Cette petite ville du désert, située sur l’ancienne «piste impériale numéro 1» qui reliait les colonies françaises de part et d’autre du Sahara, est connue pour avoir été le théâtre d’un massacre de grande ampleur au début de la rébellion de 2012 qui ouvrit la voie à l’occupation jihadiste du Nord-Mali. Près d’une centaine de soldats avaient été exécutés après la prise de la bourgade, selon les autorités, une tuerie qui a longtemps hanté l’armée et l’opinion malienne.

Accord de coopération

Sept ans plus tard, les mouvements islamistes armés ne contrôlent plus les cités du septentrion malien mais ils sont loin d’avoir disparu. Malgré les 12 500 militaires et policiers de l’ONU et les 4 500 soldats français de l’opération Barkhane, Aqmi continue d’assassiner, de poser des mines et de harceler les armées de la région. L’organisation a rejoint en 2012 le Jnim, Jamaat Nosrat al-Islam wal-Mouslimin («Groupe pour le soutien de l’islam et des musulmans»), la coalition jihadiste la plus meurtrière du Sahel. C’est une nouvelle fois l’agence de presse mauritanienne Al-Akhbar, vecteur habituel de diffusion des communiqués islamistes, qui a relayé sa revendication.

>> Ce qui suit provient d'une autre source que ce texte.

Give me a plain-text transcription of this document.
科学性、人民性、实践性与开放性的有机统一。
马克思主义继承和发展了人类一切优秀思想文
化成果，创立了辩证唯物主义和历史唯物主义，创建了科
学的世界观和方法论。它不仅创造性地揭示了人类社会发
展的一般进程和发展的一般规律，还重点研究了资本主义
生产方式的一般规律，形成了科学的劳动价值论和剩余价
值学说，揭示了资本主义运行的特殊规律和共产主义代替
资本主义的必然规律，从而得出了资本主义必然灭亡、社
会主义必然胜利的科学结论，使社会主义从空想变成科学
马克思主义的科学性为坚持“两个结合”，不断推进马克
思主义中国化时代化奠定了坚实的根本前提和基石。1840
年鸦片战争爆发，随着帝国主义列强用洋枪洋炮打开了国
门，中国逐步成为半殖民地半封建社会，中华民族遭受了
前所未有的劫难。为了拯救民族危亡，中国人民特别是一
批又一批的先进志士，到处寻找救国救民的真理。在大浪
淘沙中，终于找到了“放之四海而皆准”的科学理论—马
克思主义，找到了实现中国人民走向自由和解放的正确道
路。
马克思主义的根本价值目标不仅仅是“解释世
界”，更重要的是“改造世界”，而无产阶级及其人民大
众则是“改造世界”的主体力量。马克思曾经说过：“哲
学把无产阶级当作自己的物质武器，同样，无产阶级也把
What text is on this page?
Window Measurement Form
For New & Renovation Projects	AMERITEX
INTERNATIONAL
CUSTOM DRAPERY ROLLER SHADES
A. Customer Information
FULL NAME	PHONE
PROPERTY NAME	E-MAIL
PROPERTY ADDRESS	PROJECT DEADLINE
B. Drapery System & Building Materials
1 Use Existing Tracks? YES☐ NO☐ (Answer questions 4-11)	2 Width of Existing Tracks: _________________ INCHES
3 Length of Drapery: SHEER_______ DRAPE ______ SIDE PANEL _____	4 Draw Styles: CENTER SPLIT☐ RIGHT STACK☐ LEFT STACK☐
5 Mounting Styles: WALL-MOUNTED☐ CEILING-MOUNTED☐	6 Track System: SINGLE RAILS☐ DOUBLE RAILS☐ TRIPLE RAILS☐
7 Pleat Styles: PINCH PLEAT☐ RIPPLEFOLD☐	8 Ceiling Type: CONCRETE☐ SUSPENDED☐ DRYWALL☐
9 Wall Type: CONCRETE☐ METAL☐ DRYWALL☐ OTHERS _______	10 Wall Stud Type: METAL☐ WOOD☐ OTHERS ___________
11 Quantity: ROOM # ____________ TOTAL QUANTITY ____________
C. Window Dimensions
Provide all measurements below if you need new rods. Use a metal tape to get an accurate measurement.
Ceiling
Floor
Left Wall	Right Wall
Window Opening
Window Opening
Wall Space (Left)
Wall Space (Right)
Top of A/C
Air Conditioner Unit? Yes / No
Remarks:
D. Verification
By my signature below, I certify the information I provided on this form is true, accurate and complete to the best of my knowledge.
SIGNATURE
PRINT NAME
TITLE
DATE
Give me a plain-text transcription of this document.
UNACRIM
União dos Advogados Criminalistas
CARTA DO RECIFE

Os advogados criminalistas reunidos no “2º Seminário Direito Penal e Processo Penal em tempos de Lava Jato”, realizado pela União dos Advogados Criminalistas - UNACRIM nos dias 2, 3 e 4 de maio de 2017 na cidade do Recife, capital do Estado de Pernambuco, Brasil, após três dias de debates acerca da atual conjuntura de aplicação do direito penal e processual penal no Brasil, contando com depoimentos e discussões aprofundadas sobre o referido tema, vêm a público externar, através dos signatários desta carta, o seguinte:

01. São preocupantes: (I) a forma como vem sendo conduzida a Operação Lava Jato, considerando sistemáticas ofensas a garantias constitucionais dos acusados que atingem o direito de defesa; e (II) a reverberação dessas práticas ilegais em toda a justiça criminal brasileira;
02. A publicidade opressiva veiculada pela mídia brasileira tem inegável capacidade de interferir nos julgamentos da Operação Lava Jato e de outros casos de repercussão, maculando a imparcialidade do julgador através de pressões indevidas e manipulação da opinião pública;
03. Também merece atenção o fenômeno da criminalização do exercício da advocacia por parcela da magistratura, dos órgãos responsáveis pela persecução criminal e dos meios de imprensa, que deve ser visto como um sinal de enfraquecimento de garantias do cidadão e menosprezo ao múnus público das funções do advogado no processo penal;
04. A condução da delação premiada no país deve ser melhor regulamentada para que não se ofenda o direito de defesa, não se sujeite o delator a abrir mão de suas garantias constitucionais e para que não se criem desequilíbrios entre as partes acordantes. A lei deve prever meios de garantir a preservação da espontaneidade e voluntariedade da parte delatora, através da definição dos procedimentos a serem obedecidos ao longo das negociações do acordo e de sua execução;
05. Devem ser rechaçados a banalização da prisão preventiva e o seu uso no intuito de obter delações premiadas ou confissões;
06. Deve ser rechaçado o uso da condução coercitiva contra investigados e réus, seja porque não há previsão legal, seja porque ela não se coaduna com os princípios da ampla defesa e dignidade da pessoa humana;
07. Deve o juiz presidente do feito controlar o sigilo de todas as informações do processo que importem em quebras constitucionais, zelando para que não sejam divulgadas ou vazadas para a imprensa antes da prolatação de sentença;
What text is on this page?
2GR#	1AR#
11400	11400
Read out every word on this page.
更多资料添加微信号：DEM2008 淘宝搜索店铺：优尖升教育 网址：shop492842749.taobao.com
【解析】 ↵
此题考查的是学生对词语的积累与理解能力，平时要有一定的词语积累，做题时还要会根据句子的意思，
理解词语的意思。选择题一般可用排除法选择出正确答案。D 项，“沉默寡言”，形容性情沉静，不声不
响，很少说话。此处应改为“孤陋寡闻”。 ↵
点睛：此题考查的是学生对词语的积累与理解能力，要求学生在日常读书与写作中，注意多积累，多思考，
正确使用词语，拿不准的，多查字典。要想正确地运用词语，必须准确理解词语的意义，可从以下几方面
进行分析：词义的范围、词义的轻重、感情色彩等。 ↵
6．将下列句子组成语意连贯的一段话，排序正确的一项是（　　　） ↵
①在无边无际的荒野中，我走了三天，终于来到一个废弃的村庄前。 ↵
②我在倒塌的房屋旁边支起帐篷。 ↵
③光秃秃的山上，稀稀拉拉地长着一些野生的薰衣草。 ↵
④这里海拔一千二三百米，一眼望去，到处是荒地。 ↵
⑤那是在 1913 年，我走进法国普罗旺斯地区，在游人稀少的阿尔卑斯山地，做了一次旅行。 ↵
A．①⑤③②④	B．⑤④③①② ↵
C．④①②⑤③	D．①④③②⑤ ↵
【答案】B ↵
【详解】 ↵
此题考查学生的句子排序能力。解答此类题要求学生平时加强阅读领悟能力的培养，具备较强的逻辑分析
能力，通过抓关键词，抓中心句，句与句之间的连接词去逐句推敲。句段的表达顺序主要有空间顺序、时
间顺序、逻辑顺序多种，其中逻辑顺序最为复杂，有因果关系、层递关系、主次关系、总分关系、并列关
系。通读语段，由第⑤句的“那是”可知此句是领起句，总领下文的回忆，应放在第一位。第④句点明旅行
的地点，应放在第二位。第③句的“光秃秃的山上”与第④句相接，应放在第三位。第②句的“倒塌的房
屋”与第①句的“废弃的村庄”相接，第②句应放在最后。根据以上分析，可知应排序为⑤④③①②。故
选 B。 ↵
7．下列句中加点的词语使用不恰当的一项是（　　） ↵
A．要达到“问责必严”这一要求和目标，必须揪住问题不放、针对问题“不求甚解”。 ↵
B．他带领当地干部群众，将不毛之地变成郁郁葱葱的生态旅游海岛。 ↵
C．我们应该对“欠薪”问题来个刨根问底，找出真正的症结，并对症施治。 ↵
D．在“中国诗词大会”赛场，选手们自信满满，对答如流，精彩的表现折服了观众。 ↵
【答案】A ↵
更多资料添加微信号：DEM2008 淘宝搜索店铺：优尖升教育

Aqmi affirme avoir mené l’attaque «en réaction contre la visite [dimanche] du Premier ministre israélien au Tchad», précise Al-Akhbar. Le même jour, Benjamin Nétanyahou était en effet présent à N’Djamena pour officialiser la reprise des relations diplomatiques entre le Tchad et Israël, rompues en 1972. Le dirigeant israélien et le président Idriss Déby en ont profité pour signer plusieurs protocoles d’accord de coopération dans le secteur de la défense et de la sécurité, dont le contenu n’a pas été divulgué.

Embuscades

L’attaque de dimanche a été «repoussée» par les Casques bleus qui ont «poursuivi les assaillants dans leur déroute», a souligné la Minusma. «Au moins trois» combattants islamistes auraient été tués. Le représentant du secrétaire général de l’ONU au Mali, le Tchadien Mahamat Saleh Annadif, a loué la «bravoure» des militaires lors de leur «riposte héroïque»«La garnison n’a pas été submergée», précise le porte-parole de l’état-major français des armées, le colonel Patrik Steiger. Deux bases de l’opération Barkhane encadrent Aguelhok : l’une à 125 kilomètres au sud, et l’autre à 90 kilomètres au nord. Une patrouille de Mirage 2000 a survolé la zone «sans ouvrir le feu». Ce dimanche, la ministre des Armées, Florence Parly, a annoncé que la force conjointe du G5 Sahel – un assemblage de troupes mauritaniennes, maliennes, burkinabées, nigériennes et tchadiennes dédiées à la lutte antijihadiste – était «en train de reprendre ses opérations».

Le Tchad est le pays qui a le plus épaulé la France lors de l’opération Serval, en 2013, lors de la reconquête du Nord-Mali : 2 000 soldats avaient alors été engagés. Ses troupes, réputées impétueuses, forment aujourd’hui encore l’un des contingents de la Minusma les plus nombreux, avec un millier d’hommes. Plusieurs d’entre eux ont été tués autour d’Aguelhok ces dernières années dans des embuscades ou des explosions de mines. Au total, plus de 160 Casques bleus ont perdu la vie au Mali depuis 2013.